85. É sobre esta conexão e suas implicações que deve ser apurada a completa afinidade das funções da A. com a produção e montagem automóvel, devendo proceder o motivo.

86. Com o devido respeito, mal andou o acórdão recorrido ao não atribuir relevância à legal e legítima integração da A. no despedimento colectivo, levado a cabo pela recorrente, lícito e legalmente motivado, agarrando-se à sentença da 1a instância, não podendo contudo desconhecer a essencialidade para a Empresa da sua motivação em prol do cumprimento de todas e quaisquer obrigações e responsabilidades no cerne daquele procedimento.

87. A A. aceitou uma declaração de vontade que se tornou imediatamente eficaz - tal como para a R. - e que uma vez legalmente cumprida, como era dever da Empresa, veio repudiá-la, sem que de algum modo tivesse demonstrado que a não aceitara.

88. Neste sentido, e porque o acórdão recorrido, ainda que douto, não soube extrair da norma legal em causa a verdadeira génese e ratio legis do despedimento colectivo no caso concreto, deverá ser reparado mediante a presente Revista.

89. O acórdão recorrido não apreciou as normas legais aplicáveis com a pertinência e juridicidade que se impunham, e deve assim ser revogado e substituído por outro, sempre com o devido respeito.

90. A R. se viu forçosamente compelida e obrigada a tomar as medidas imperiosas, impreteríveis e obrigatórias no cerne de qualquer empresa com esta estrutura, de precaução e prevenção básicas.

91. Concluindo pela não ilicitude do despedimento colectivo, no que à recorrida diz respeito, como consequência lógica conclui-se agora, face a todo o exposto que o tribunal recorrido, ao julgar como julgou, decidiu contra legem, violando, assim, o disposto no artigo 431° do Código do Trabalho, a contrario.

92. Devia o acórdão recorrido ter concluído que não existiu qualquer razão atendível para que a A. não tivesse sido lícita e legalmente integrada no despedimento colectivo, já que o motivo aduzido pela R. na sua comunicação de despedimento da A. justificava perfeitamente o seu despedimento, o que torna lícito o mesmo, por força do disposto no artigo 429° do Código do Trabalho.

93. Deve ser revogada a decisão da conclusão do douto acórdão de inexistência de fundamento para a eliminação do posto de trabalho da A. ou para integração do seu posto de trabalho no despedimento colectivo.

94. Deveria o tribunal recorrido ter decidido em moldes diferentes do que decidiu.

95. É, assim, peregrina, a conclusão que segue no sentido de, face ao regime legal em causa, defender a inexistência de motivo para extinção do posto de trabalho da A. com base na motivação invocada pela R. para a integração daquela no despedimento colectivo.
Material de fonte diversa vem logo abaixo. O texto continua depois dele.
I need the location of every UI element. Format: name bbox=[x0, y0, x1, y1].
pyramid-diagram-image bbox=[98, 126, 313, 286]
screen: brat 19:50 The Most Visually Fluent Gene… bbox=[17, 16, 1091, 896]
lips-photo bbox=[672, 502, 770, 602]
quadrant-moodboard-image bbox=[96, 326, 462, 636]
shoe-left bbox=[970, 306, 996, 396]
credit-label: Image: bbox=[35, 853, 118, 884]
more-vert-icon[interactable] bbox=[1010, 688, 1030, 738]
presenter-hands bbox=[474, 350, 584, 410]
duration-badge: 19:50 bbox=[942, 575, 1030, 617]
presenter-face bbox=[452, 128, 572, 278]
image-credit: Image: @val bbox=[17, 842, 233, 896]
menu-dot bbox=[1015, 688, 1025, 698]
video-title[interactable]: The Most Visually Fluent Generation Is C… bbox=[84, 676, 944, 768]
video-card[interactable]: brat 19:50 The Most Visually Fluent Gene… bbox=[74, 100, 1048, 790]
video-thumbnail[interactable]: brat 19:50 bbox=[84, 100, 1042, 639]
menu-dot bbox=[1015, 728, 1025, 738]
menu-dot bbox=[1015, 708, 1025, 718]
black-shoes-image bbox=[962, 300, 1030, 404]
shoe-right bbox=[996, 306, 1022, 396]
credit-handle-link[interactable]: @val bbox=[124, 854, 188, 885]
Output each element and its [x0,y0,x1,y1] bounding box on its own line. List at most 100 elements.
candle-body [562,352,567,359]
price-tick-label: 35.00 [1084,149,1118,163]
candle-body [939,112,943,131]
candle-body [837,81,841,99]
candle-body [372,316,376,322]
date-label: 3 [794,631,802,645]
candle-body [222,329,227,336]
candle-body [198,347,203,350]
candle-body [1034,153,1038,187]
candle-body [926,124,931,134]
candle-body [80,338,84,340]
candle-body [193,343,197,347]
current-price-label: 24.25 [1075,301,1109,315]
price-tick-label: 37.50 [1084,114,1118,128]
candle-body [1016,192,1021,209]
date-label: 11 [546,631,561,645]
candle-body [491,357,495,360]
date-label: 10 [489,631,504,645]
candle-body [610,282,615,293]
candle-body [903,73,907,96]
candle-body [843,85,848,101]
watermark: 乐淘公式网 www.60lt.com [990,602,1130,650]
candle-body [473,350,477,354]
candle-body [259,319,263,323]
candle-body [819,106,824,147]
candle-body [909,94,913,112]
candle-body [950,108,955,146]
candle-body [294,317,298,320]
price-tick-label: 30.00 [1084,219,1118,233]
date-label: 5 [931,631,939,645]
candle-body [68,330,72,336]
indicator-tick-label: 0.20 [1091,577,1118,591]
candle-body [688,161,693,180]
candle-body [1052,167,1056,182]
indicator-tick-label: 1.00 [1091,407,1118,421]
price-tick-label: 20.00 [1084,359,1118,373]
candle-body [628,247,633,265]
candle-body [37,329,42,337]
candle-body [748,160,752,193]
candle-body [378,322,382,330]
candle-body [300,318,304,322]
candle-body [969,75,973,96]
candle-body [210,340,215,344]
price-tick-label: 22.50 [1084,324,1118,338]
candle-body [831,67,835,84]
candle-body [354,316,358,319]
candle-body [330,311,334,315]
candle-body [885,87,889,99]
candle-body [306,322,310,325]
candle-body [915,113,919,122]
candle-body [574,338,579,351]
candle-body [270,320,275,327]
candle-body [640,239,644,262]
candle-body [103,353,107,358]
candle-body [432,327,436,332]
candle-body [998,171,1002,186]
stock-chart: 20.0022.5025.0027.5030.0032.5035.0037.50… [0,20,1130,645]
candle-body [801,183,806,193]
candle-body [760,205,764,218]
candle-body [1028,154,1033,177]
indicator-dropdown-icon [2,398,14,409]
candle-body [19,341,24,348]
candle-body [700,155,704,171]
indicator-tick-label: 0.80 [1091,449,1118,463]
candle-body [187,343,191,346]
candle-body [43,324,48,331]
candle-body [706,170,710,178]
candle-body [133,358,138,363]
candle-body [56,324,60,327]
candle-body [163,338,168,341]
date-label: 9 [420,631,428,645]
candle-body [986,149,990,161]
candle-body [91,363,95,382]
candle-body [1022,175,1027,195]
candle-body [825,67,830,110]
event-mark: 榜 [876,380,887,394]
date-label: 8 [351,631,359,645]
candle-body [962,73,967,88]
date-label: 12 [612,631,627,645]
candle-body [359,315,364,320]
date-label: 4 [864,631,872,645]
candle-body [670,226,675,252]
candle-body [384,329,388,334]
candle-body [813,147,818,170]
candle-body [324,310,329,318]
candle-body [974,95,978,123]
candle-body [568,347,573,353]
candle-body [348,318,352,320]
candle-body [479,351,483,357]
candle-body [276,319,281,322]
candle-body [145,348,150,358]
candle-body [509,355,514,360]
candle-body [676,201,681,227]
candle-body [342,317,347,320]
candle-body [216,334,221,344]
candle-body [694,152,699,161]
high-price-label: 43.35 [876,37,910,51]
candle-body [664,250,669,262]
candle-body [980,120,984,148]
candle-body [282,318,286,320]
Assim, cessante causa, cessat effectus...

96. A informação dada à recorrida de modo algum encobriu a vontade real da recorrente, motivada na impossibilidade prática de produzir e colocar no mercado viaturas automóveis, decorrente da perda de produção do ... ..., e inexistência de produto de substituição, determinado uma completa redução da actividade corrente da Empresa, que se reconduziria e limitaria a partir do final da mencionada produção, à importação e comercialização de viaturas automóveis, e cujos termos apostos e que lhe deram azo apontaram de forma inequívoca para a realidade da quitação dada.

97. Tanto a 1.ª instância como o Tribunal da Relação desprezaram e ignoraram a realidade dos factos, como ignoraram a posição das Partes, já que nenhuma delas pôs em causa a ilicitude da inclusão da A. no despedimento colectivo.

98. Crê a recorrente subsumir-se ao regime legal vigente, o motivo que assim preencheu de forma lícita e legítima.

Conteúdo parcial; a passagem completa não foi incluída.